Tuesday, 7 April 2015

Chu Tien-wen (Industry)

Aka Zhu Tianwen. Born: 1956, Taipei.
Best known as a key writer within the Taiwanese New Cinema, and particularly a key collaborator of Hou Hsiao-Hsien's.

"Zhu Tianwen (b. 1956) comes from “the most noted literary family” in Taiwanese literature; her father Zhu Xi’ning (1926–1998), a Christian mainlander, is a celebrated novelist and a cultural officer, and her Hakka mother, Liu Musha, is a respected translator of Japanese fiction. Growing up in a congenial literary circle and raised in Confucianism, Christianity, Chinese and Japanese literature, Zhu Tianwen began to publish in various newspapers’ literary supplements when she was still in high school."

Zhu Tianwen came into the film industry as a result of publishing a prize-winning piece, Growing Up ( published in the United Daily News, 1982). Hou and Chen Kunhou were interested in the story of Xiaobi and arranged to meet Zhu in a coffee shop. Thus began a rich creative partnership that continues to this day. They worked together on the screenplay of Growing Up, which Chen would end up directing.  From then on she and Hou would form a close artistic connection and collaboration. It was she who first introduced him to mainland Chinese literature, such as the autobiography of Shen Congwen, that would be so influential for his desire of an 'objective camera' --- leading to long takes and long shots.
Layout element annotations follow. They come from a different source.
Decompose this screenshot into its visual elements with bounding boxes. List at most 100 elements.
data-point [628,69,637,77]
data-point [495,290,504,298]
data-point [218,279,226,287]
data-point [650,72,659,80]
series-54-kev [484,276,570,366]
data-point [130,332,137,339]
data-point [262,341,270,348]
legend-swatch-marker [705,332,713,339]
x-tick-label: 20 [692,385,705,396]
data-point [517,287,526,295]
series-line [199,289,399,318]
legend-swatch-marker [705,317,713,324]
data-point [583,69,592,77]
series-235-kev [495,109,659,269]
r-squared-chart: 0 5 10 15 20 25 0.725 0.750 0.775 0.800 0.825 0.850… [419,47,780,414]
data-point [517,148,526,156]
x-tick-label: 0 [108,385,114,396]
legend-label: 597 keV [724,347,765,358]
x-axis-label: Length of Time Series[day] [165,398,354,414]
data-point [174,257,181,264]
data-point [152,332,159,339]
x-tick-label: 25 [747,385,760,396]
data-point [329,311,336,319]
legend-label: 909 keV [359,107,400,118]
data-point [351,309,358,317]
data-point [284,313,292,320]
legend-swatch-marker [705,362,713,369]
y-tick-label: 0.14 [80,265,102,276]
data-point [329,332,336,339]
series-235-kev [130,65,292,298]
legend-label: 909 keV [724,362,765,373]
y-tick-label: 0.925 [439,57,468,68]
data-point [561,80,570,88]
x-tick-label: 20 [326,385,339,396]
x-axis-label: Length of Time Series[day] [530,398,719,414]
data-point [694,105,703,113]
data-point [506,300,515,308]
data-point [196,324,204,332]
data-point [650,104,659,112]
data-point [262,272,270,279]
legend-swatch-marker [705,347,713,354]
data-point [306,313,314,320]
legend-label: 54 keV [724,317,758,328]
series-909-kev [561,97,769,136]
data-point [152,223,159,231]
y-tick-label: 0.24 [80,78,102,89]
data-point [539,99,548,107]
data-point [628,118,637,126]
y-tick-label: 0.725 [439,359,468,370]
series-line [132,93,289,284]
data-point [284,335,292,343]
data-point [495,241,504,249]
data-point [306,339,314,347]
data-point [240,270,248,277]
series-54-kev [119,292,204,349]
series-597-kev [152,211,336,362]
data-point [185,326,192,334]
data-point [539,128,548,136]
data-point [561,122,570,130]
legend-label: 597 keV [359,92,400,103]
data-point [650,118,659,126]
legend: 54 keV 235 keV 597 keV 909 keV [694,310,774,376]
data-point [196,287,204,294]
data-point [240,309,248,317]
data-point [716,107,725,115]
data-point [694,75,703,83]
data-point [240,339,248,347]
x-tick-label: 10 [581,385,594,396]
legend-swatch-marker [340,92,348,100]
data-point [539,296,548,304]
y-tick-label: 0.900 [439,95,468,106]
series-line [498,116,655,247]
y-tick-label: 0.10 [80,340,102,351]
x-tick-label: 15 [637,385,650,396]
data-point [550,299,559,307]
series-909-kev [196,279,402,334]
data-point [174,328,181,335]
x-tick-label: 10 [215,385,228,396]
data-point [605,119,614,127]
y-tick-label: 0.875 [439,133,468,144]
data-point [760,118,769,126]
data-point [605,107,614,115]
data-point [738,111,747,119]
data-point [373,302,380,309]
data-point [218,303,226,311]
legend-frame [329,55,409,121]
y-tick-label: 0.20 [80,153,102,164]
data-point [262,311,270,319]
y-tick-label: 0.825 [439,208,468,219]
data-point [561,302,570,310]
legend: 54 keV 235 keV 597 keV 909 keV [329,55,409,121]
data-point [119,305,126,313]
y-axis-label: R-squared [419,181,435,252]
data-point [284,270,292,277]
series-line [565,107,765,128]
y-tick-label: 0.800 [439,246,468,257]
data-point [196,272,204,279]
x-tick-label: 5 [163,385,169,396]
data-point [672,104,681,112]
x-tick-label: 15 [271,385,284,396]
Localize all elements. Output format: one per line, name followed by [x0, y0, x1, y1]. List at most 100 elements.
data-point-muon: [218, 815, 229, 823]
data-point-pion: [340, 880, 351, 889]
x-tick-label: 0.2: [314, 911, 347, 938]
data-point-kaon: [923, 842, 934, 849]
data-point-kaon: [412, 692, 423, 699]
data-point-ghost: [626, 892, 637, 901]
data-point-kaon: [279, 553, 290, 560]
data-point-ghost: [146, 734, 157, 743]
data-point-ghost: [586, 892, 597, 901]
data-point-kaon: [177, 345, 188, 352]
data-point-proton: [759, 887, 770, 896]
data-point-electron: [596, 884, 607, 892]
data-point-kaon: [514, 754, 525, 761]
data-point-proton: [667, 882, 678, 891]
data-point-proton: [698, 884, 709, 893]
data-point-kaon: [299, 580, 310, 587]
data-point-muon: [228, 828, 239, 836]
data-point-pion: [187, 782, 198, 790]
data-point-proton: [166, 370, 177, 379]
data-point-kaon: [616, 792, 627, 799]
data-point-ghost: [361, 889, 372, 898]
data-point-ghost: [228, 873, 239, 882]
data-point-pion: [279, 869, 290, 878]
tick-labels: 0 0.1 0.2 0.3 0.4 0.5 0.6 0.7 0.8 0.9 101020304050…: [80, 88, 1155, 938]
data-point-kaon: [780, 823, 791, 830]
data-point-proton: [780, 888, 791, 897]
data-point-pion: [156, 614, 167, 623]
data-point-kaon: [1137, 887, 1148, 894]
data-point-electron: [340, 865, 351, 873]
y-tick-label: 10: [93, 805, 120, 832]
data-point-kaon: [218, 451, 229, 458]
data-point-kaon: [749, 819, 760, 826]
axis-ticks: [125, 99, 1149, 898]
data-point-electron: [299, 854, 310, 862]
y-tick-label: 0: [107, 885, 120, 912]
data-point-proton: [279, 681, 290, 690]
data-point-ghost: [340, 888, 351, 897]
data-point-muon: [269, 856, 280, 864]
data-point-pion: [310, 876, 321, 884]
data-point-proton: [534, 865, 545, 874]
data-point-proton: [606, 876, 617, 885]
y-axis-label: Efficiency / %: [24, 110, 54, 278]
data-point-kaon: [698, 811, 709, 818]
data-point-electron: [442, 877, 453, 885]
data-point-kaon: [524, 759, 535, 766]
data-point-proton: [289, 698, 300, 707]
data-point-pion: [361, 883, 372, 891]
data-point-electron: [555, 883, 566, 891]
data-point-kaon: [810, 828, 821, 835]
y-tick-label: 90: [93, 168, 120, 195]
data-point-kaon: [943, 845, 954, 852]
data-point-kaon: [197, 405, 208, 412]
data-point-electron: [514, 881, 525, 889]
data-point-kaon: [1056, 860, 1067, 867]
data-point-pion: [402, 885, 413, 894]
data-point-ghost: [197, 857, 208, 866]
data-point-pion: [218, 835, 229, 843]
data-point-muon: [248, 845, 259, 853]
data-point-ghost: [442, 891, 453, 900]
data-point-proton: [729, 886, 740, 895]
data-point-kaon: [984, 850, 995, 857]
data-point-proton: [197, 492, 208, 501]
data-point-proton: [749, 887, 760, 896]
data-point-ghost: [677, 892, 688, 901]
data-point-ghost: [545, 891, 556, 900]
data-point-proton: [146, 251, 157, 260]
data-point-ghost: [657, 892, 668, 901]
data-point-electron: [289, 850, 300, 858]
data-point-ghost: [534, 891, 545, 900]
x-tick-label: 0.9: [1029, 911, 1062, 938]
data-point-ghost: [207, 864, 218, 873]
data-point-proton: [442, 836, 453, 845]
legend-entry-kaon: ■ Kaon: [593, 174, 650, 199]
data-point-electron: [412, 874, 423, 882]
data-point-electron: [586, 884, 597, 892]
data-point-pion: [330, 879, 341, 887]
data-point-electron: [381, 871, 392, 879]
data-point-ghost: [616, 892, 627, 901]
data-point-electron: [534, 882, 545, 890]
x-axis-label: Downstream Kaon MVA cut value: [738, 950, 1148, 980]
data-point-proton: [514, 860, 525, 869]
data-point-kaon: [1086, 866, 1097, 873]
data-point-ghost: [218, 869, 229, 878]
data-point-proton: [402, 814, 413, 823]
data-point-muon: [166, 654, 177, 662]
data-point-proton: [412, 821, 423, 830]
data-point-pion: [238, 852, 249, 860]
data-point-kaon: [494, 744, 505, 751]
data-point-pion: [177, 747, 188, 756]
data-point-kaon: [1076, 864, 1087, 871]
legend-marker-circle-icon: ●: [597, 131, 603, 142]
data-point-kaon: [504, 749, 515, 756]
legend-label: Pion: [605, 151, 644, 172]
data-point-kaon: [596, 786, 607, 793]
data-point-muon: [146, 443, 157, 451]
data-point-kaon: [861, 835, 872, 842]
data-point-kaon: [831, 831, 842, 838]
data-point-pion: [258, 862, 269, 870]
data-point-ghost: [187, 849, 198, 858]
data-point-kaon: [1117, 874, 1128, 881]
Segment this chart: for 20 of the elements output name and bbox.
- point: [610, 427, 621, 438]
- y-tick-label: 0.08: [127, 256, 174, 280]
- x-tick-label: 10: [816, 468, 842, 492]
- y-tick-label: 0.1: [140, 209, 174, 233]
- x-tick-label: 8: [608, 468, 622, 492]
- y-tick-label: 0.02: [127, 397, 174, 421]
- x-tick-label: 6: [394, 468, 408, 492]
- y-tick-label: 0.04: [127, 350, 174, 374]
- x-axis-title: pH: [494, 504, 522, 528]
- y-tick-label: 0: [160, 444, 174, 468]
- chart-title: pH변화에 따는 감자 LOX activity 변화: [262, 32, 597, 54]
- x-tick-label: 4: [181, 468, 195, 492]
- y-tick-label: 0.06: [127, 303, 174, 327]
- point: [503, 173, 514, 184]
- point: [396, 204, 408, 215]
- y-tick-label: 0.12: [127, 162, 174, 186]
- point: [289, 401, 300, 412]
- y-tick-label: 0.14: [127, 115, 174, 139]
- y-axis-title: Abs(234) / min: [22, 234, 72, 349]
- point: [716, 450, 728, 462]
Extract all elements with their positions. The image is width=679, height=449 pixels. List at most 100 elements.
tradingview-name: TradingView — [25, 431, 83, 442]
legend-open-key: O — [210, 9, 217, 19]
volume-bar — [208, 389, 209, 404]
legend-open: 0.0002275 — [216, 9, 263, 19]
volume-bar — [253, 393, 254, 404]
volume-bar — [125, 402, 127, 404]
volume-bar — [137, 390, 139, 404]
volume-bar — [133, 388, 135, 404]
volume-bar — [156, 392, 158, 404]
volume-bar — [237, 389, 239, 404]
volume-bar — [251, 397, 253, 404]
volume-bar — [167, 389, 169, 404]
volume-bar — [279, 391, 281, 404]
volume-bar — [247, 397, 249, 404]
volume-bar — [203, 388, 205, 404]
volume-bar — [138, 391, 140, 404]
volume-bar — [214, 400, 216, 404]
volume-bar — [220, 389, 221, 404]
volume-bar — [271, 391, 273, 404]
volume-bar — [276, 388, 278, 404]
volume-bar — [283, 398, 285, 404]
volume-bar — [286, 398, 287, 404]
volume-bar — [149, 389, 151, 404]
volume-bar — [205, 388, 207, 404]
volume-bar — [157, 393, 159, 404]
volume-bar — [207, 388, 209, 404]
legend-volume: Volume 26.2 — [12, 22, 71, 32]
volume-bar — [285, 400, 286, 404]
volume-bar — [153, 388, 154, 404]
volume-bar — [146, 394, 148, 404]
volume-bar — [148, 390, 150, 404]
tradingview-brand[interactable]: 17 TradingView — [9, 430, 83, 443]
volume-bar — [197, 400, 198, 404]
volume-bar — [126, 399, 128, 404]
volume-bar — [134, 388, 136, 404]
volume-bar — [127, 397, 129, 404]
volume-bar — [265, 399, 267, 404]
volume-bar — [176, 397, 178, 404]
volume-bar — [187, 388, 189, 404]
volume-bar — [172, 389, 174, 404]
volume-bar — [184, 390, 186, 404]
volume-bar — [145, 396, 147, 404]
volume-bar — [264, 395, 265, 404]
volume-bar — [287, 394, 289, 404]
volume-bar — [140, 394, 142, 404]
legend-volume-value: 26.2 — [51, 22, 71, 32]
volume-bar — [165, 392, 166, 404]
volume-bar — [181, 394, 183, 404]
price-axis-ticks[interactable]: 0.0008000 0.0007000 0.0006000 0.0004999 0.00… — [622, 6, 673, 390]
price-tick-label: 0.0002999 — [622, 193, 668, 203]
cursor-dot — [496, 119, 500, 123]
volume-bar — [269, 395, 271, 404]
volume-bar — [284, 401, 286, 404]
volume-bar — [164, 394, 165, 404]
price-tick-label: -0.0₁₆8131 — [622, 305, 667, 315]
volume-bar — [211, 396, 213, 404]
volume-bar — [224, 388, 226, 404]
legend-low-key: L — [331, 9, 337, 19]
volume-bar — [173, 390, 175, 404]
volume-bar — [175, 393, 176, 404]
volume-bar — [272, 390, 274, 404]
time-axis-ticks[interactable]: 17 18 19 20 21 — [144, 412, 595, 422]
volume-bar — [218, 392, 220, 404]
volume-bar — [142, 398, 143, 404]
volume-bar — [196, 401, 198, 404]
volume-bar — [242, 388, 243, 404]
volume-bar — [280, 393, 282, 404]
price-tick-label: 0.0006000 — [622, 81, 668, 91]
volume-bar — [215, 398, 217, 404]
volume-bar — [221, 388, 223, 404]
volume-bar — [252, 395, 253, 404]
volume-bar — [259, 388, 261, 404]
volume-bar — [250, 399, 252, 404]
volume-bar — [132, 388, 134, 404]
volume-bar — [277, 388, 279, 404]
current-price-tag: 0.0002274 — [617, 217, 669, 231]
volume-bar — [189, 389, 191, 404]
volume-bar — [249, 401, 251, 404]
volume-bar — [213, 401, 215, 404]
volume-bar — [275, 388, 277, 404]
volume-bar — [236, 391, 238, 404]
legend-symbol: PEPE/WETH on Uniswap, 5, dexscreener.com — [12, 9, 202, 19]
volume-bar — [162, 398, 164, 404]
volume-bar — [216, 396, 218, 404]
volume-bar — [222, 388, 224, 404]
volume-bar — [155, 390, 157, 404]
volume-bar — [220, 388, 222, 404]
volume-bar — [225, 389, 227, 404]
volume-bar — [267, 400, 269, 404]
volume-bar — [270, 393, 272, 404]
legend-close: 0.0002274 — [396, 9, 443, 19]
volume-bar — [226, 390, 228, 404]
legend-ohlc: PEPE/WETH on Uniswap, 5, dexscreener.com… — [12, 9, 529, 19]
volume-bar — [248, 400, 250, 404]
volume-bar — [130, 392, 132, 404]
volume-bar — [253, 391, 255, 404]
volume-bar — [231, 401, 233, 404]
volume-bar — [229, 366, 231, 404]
That same year Chu wrote the screenplay for Hou's semi-autobiographical The Boys from Fengkuei. She then offered up an incident from her own childhood as the basis for Hou's next film, A Summer at Grandpa's, which she also wrote. She worked on several of his following films.. She also wrote, along with Hou, Edward Yang's 1985 film Taipei Story.. For A City of Sadness, she, Hou and Wu Nianzhen worked together, gathering tremendous amounts of research into the 1945-49 period of Taiwanese history.

She describes her working collaboration with Hou as rooting in words the great quantity of visual ideas Hou threw at her. She also developed and fleshed out his female characters, giving a stronger insight into their internal worlds.